I bumped him with my hip.

“You wanted to keep it secret,”

I teased.

“I was ready to tell the whole damn world.”

Mac shrugged like she’d been holding diplomatic keys to the city.

“I get it. It was pretty touch-and-go for a second with Slayer. I was pretty sure he was going to punch you into next week.”

She leaned in close, conspiratorial and very, very Mac. “Which,”

she added with a grin that gleamed.

“will make for great TV.”

My knees gave a little. The cameras. Of course. If it hadn’t been enough to be exposed to my family and the club, now television was going to have a field day. I could picture it, dramatic cuts, slow-motion kisses, my dad folding his arms for the headline. I almost laughed and then didn’t.

“Oh Jesus,”

I groaned. I looked at Mac with pathetic pleading in my eyes.

“Do you think maybe you could just accidentally delete the last half hour of footage?”

Mac’s expression was apologetic and gleeful at once. She shook her head slowly.

“Oh no, Adley. I thought Wrecker was going to be the star of the show, but now I have a feeling all of America is going to fall in love with you and Mason.”

I wanted to throttle her and hug her at the same time.

“Don’t you dare.”

She moved away with Star, already plotting and smiling like the producer who saw a narrative arc in every human mess. Mason drew me in closer and pressed his palm along the small of my back. Then, in front of the whole ridiculous assembled tribe, he leaned down and kissed me.
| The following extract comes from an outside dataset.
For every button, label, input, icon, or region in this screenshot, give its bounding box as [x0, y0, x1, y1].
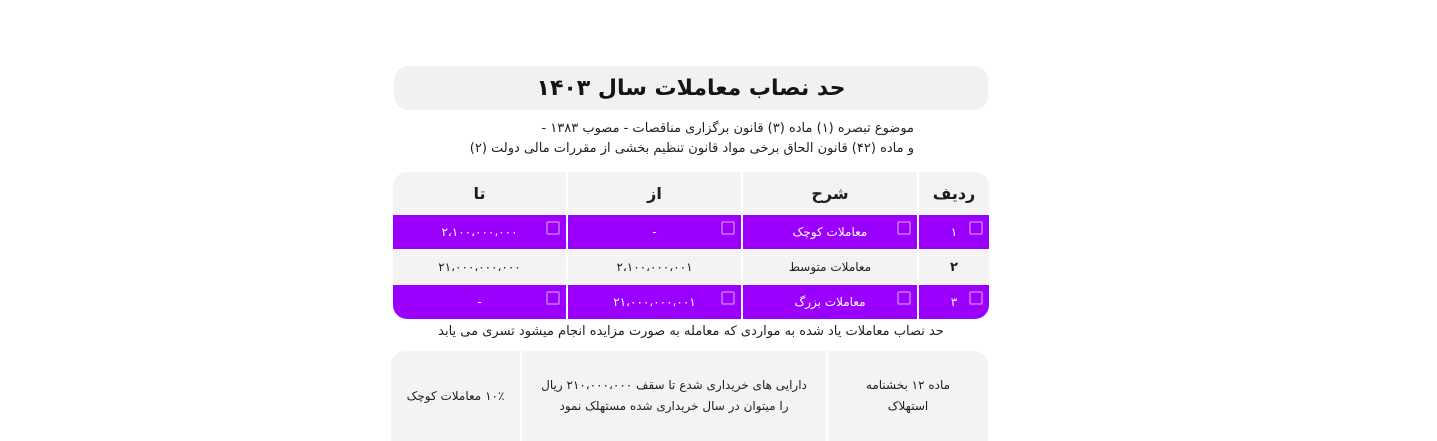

It was a simple kiss. Sweet and soft. I was startled at how flustered I felt having everyone witness it. We’d been keeping this behind closed doors for so long that public affection felt foreign and a little dangerous, but it was exactly what I wanted.

He pulled back with a crooked smile and a shrug that said he’d been saving that for the perfect moment and also didn’t give a damn.

“Are you okay with all of that being on film?”

I asked, half-joking, half-worried.

He looked at me with that steady warmth that made my knees wobble.

“Just as long as America knows I fell in love with you first before they did,” he said.

I pressed my arms around his neck, fully ignoring decorum, and he wrapped his hands around my hips and pulled me into him.

“Do you want to stick around for the grad party planning?” he asked.

I curled my fingers into his cut and melted a little against his chest.

“I had planned on it, but now there is something else I want to do.”